Rachel Campbell’s work is luscious, filled with still lives of corn dogs, Krispy Kremes, and other treats. Then there are the “trailers.” Scenes of mobile homes are laid out and brilliantly colored so that they might be sweets as well. All of these are done in oil paint on canvas, which gives them such a richness of color. Then they were coated with varnish so that they actually glisten. You can view her work at her website: www.rachelcampbellpainting.com
Ross Ford does large, colorful, lyrical pieces: gestures frozen on canvas in bright acrylics. But to me his most facscinating work is in the tiny pieces penned on paper; those reveal the source of the large pieces. His sheets of paper, all with a date and time at the top, have a grid of many, many “figures,” and each one is different. Yet each of them is at the same scale and ordered by a grid. Each is controlled by a general movement that begins at the upper left, moves through the center, and ends at the lower right. There is incredible order in these pieces, which at first glance seem random.
In seeking a formal vocabulary he has created a process in which he has purposely limited the variables, as if he were a scientist looking for patterns in a noisy universe. He has books and books full of his figures, which he generates by this iterative process. Then he edits- with the same control, choosing one from each page to make into a larger figure -- to see what he can distill from his subconscious mind.

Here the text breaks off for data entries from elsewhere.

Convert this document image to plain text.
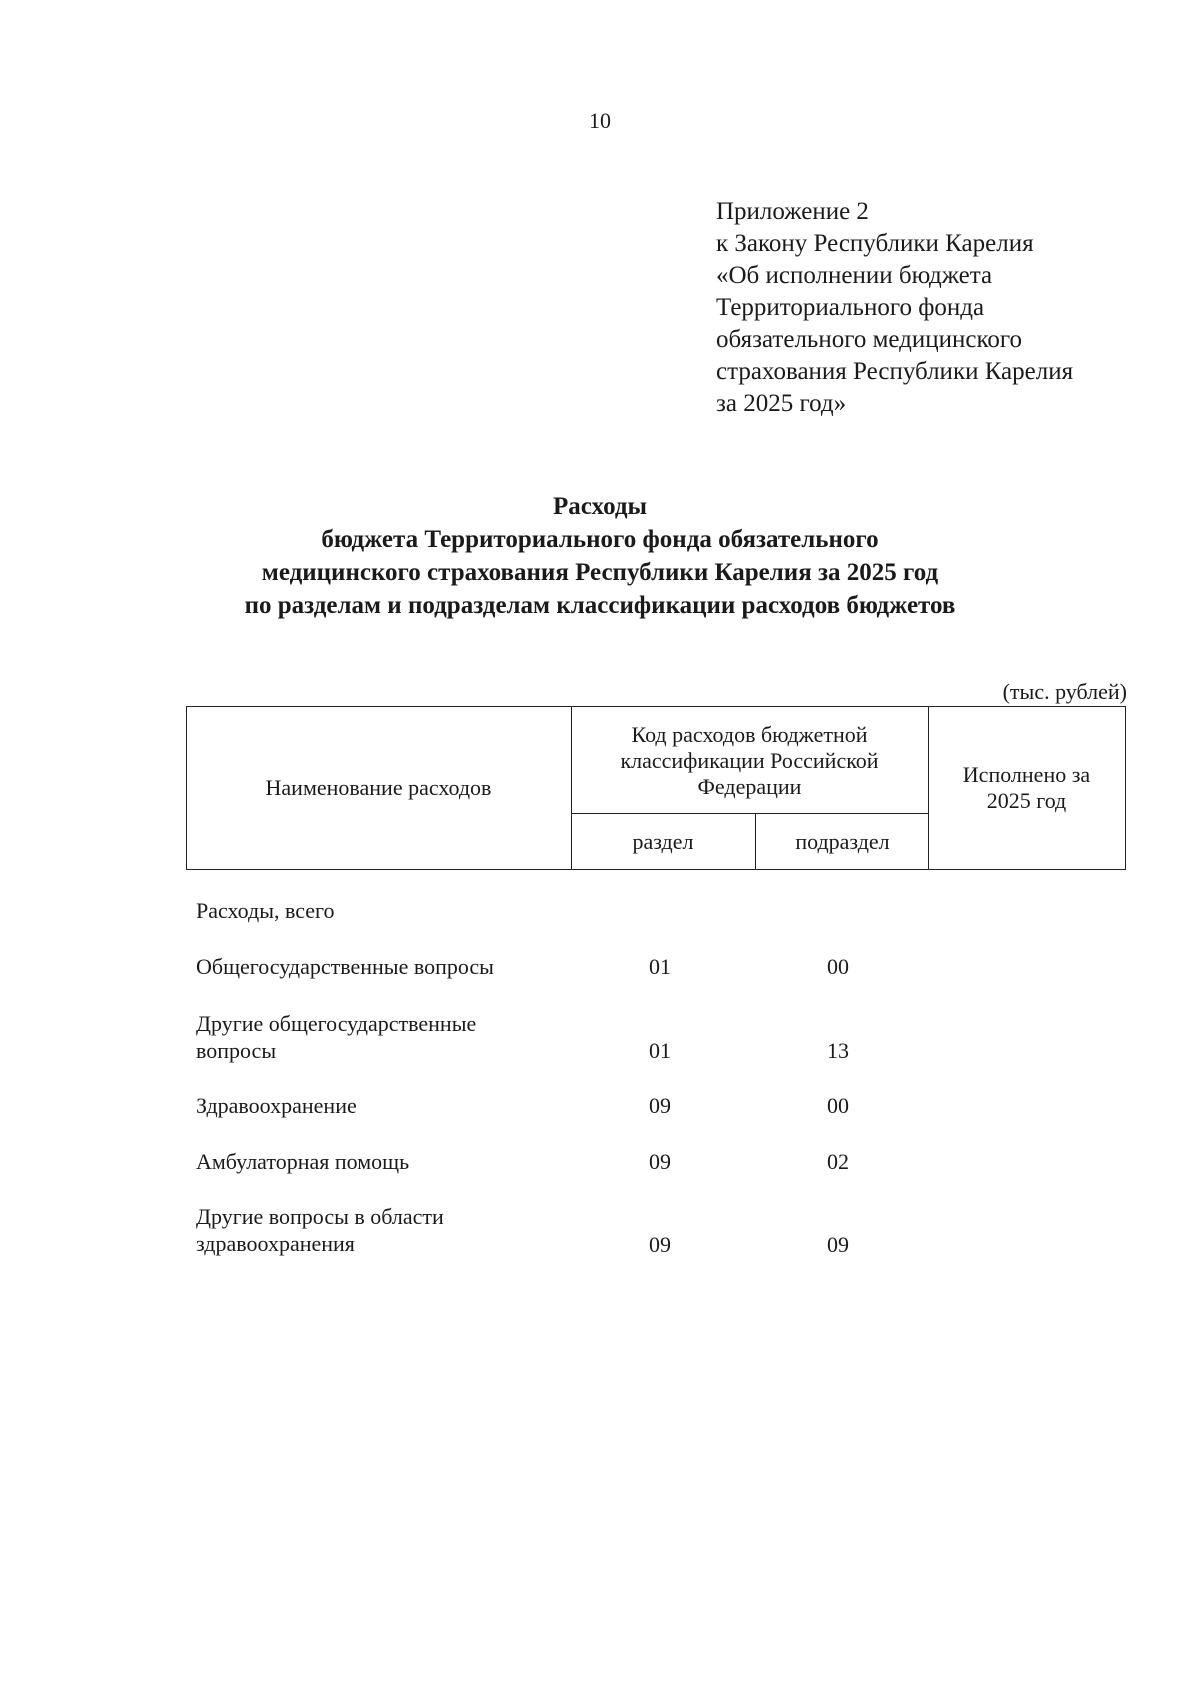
10
Приложение 2
к Закону Республики Карелия
«Об исполнении бюджета
Территориального фонда
обязательного медицинского
страхования Республики Карелия
за 2025 год»
Расходы
бюджета Территориального фонда обязательного
медицинского страхования Республики Карелия за 2025 год
по разделам и подразделам классификации расходов бюджетов
(тыс. рублей)
Наименование расходов
Код расходов бюджетной классификации Российской Федерации
раздел	подраздел
Исполнено за 2025 год
Расходы, всего
Общегосударственные вопросы	01	00
Другие общегосударственные вопросы	01	13
Здравоохранение	09	00
Амбулаторная помощь	09	02
Другие вопросы в области здравоохранения	09	09
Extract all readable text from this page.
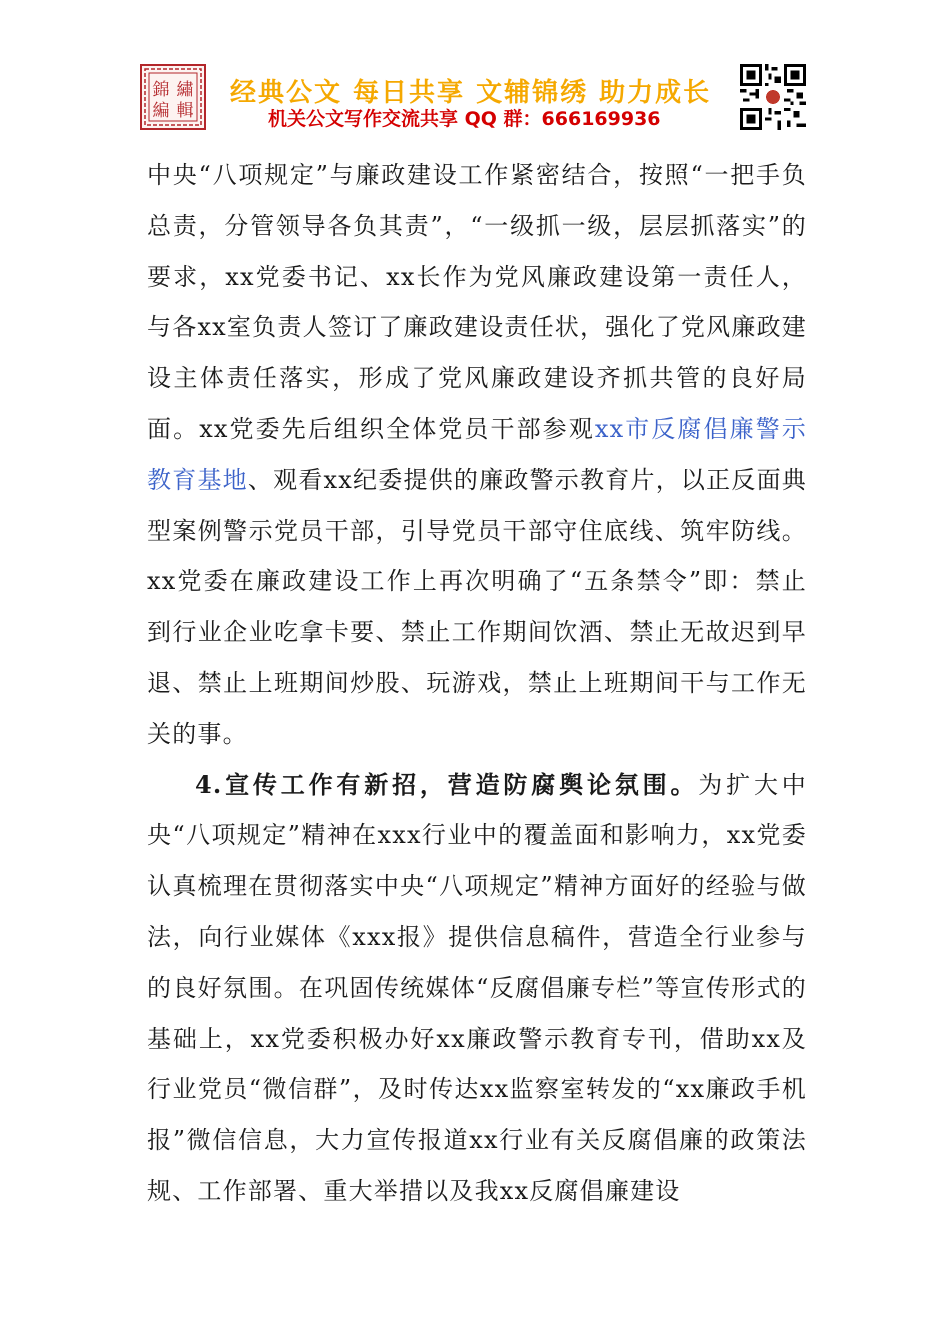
錦 繡
編 輯
经典公文 每日共享 文辅锦绣 助力成长
机关公文写作交流共享 QQ 群：666169936

中央“八项规定”与廉政建设工作紧密结合，按照“一把手负总责，分管领导各负其责”，“一级抓一级，层层抓落实”的要求，xx党委书记、xx长作为党风廉政建设第一责任人，与各xx室负责人签订了廉政建设责任状，强化了党风廉政建设主体责任落实，形成了党风廉政建设齐抓共管的良好局面。xx党委先后组织全体党员干部参观xx市反腐倡廉警示教育基地、观看xx纪委提供的廉政警示教育片，以正反面典型案例警示党员干部，引导党员干部守住底线、筑牢防线。xx党委在廉政建设工作上再次明确了“五条禁令”即：禁止到行业企业吃拿卡要、禁止工作期间饮酒、禁止无故迟到早退、禁止上班期间炒股、玩游戏，禁止上班期间干与工作无关的事。

4.宣传工作有新招，营造防腐舆论氛围。为扩大中央“八项规定”精神在xxx行业中的覆盖面和影响力，xx党委认真梳理在贯彻落实中央“八项规定”精神方面好的经验与做法，向行业媒体《xxx报》提供信息稿件，营造全行业参与的良好氛围。在巩固传统媒体“反腐倡廉专栏”等宣传形式的基础上，xx党委积极办好xx廉政警示教育专刊，借助xx及行业党员“微信群”，及时传达xx监察室转发的“xx廉政手机报”微信信息，大力宣传报道xx行业有关反腐倡廉的政策法规、工作部署、重大举措以及我xx反腐倡廉建设
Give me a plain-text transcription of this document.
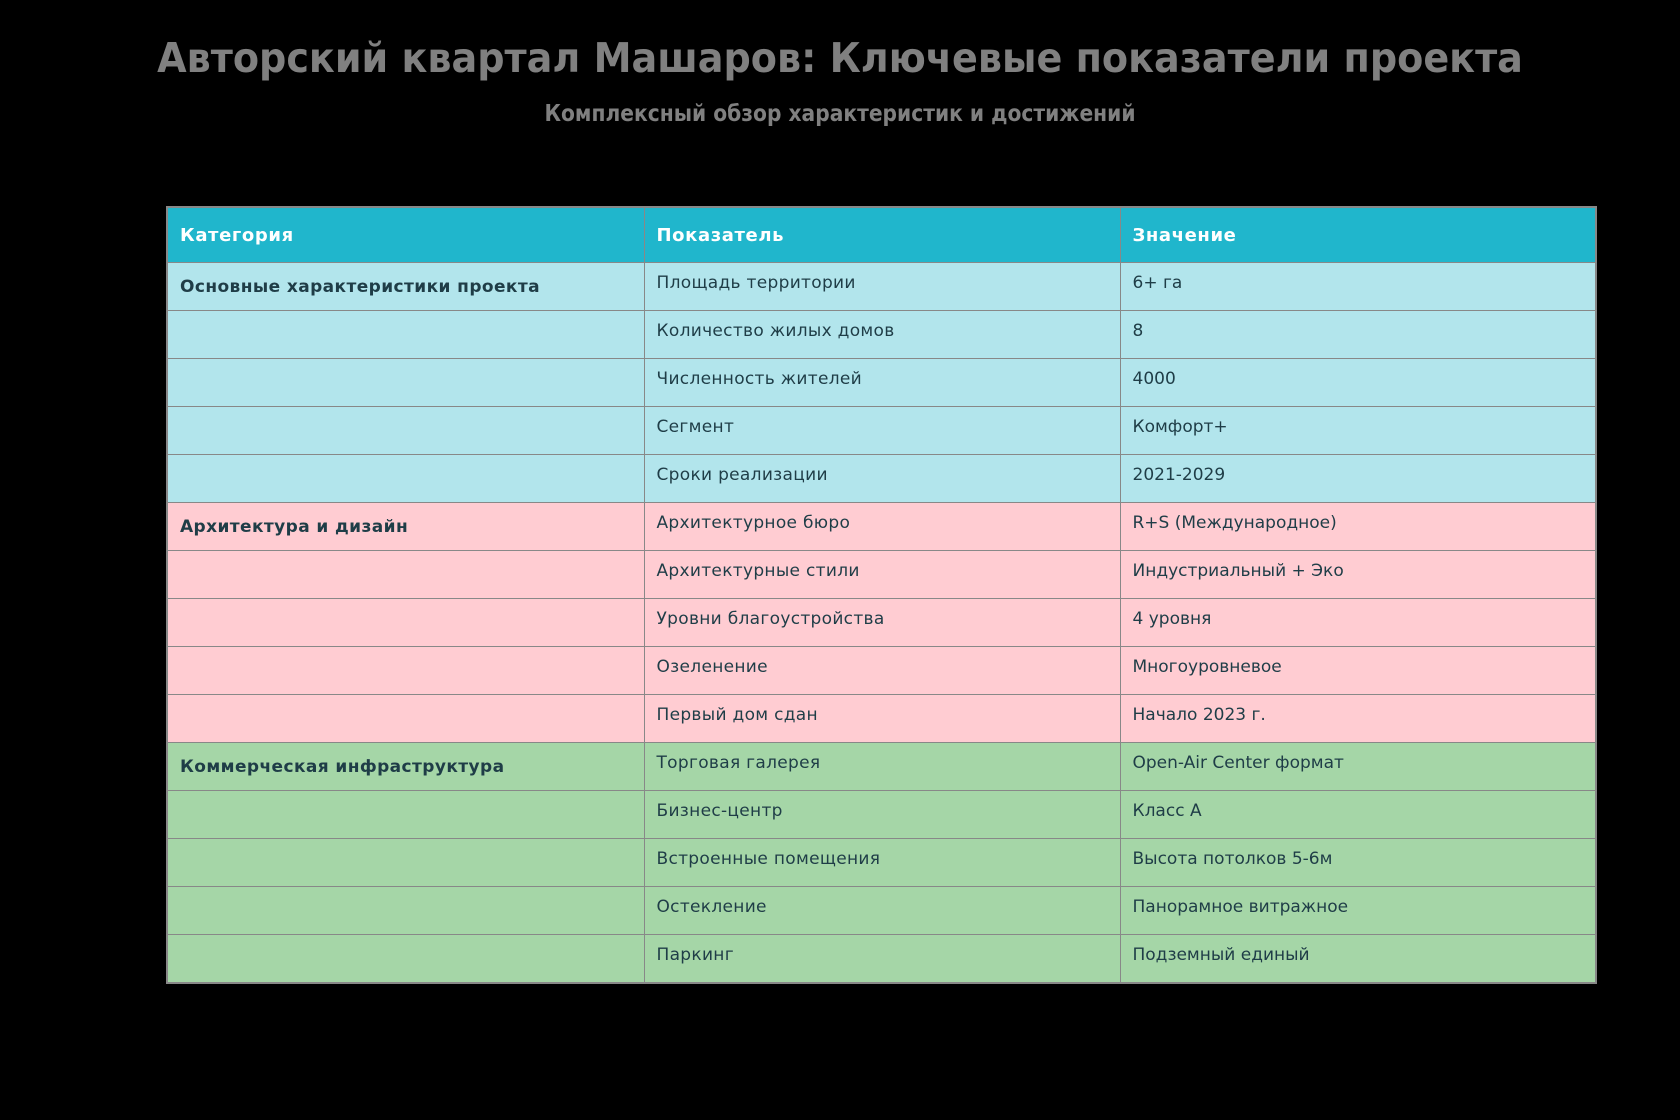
Авторский квартал Машаров: Ключевые показатели проекта
Комплексный обзор характеристик и достижений
Категория	Показатель	Значение
Основные характеристики проекта	Площадь территории	6+ га
	Количество жилых домов	8
	Численность жителей	4000
	Сегмент	Комфорт+
	Сроки реализации	2021-2029
Архитектура и дизайн	Архитектурное бюро	R+S (Международное)
	Архитектурные стили	Индустриальный + Эко
	Уровни благоустройства	4 уровня
	Озеленение	Многоуровневое
	Первый дом сдан	Начало 2023 г.
Коммерческая инфраструктура	Торговая галерея	Open-Air Center формат
	Бизнес-центр	Класс А
	Встроенные помещения	Высота потолков 5-6м
	Остекление	Панорамное витражное
	Паркинг	Подземный единый
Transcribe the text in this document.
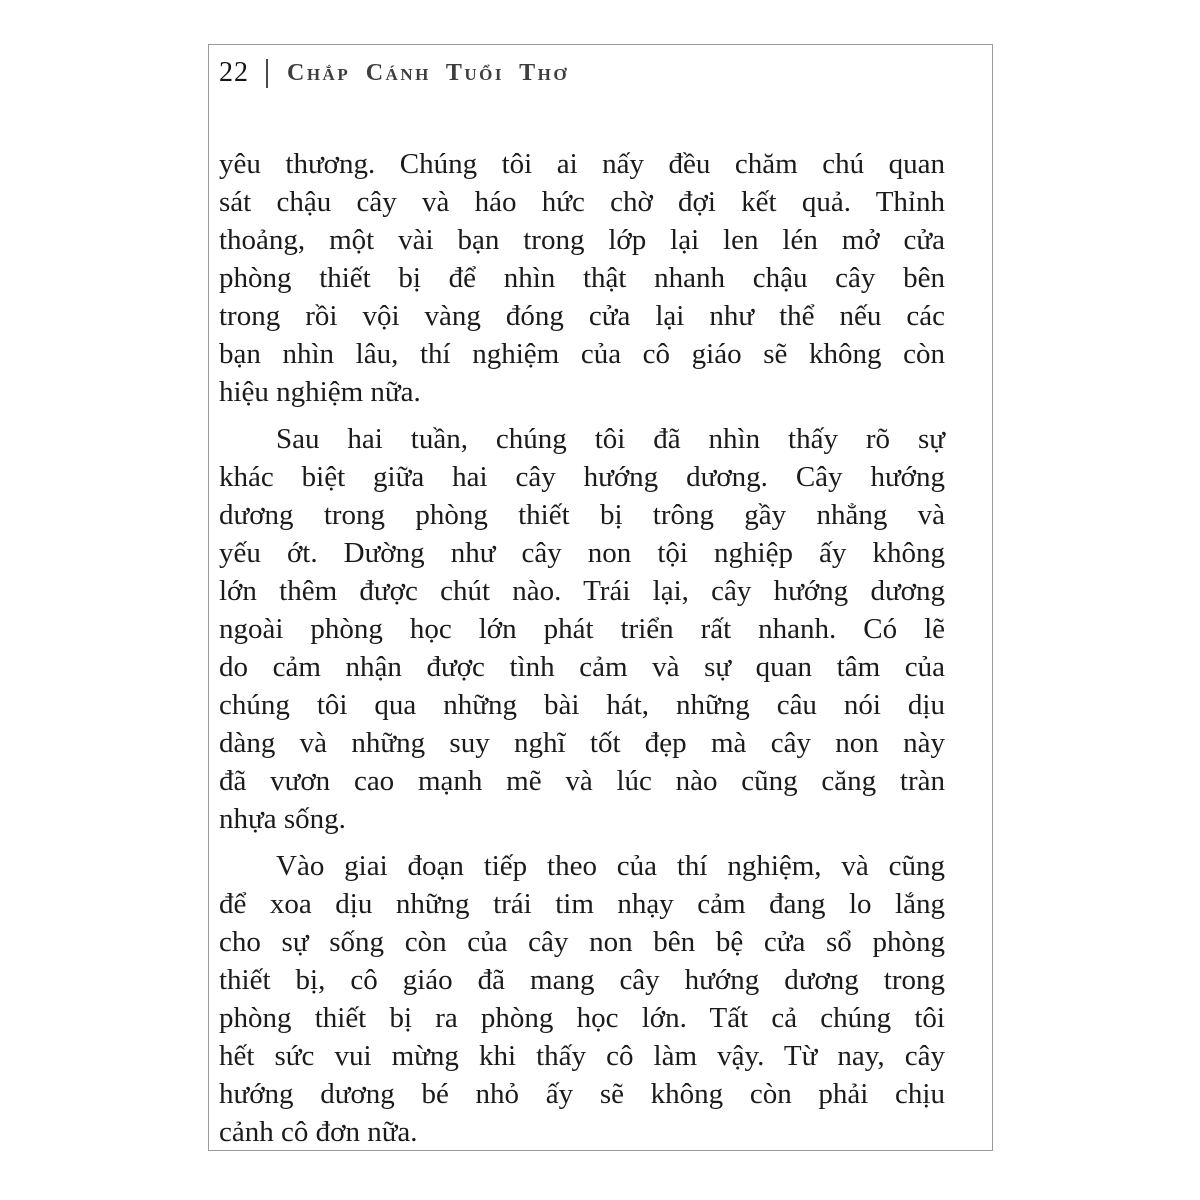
22 Chắp Cánh Tuổi Thơ
yêu thương. Chúng tôi ai nấy đều chăm chú quan
sát chậu cây và háo hức chờ đợi kết quả. Thỉnh
thoảng, một vài bạn trong lớp lại len lén mở cửa
phòng thiết bị để nhìn thật nhanh chậu cây bên
trong rồi vội vàng đóng cửa lại như thể nếu các
bạn nhìn lâu, thí nghiệm của cô giáo sẽ không còn
hiệu nghiệm nữa.
Sau hai tuần, chúng tôi đã nhìn thấy rõ sự
khác biệt giữa hai cây hướng dương. Cây hướng
dương trong phòng thiết bị trông gầy nhẳng và
yếu ớt. Dường như cây non tội nghiệp ấy không
lớn thêm được chút nào. Trái lại, cây hướng dương
ngoài phòng học lớn phát triển rất nhanh. Có lẽ
do cảm nhận được tình cảm và sự quan tâm của
chúng tôi qua những bài hát, những câu nói dịu
dàng và những suy nghĩ tốt đẹp mà cây non này
đã vươn cao mạnh mẽ và lúc nào cũng căng tràn
nhựa sống.
Vào giai đoạn tiếp theo của thí nghiệm, và cũng
để xoa dịu những trái tim nhạy cảm đang lo lắng
cho sự sống còn của cây non bên bệ cửa sổ phòng
thiết bị, cô giáo đã mang cây hướng dương trong
phòng thiết bị ra phòng học lớn. Tất cả chúng tôi
hết sức vui mừng khi thấy cô làm vậy. Từ nay, cây
hướng dương bé nhỏ ấy sẽ không còn phải chịu
cảnh cô đơn nữa.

Ross’s website is: www.rossfordart.com
Wendy Kowalski’s pieces hit an emotional chord in many viewers. It’s hard not to be entranced by her paintings/drawings/sculpture.
Though our center conference room is brightly lit, Wendy preferred to turn the lights down, telling me that it was under low light that she painted the pieces. An underwater scene stretches among numerous and varied sized panels, painted with endearing figures and large leafed plants, fruit, and jellyfish. Some are on large panels, some on bocks that spin, some in frames of boxes that have popped out of another part of the scene. Nothing is static. Lift a cover and discover a seed pod that generates life all around it. In the dimmer light you can feel that you might be in an aquarium, glimpsing a different, yet familiar world. And this is only a small part of what she has displayed.
And Wendy is prolific, filling rooms with paper mache plants coming out of the wall, ready to grab you, beautifully rendered figures that float in their world, and even a whole wall devoted to small paintings of trees that ooze and melt. The display is like being at carnival, with colorful objects all about you seeking your attention.
Urban Durham is fortunate that these artists have shared their work with us. If you missed the spring artwalk, we invite you to come by our office and check out these artists while there work is still here.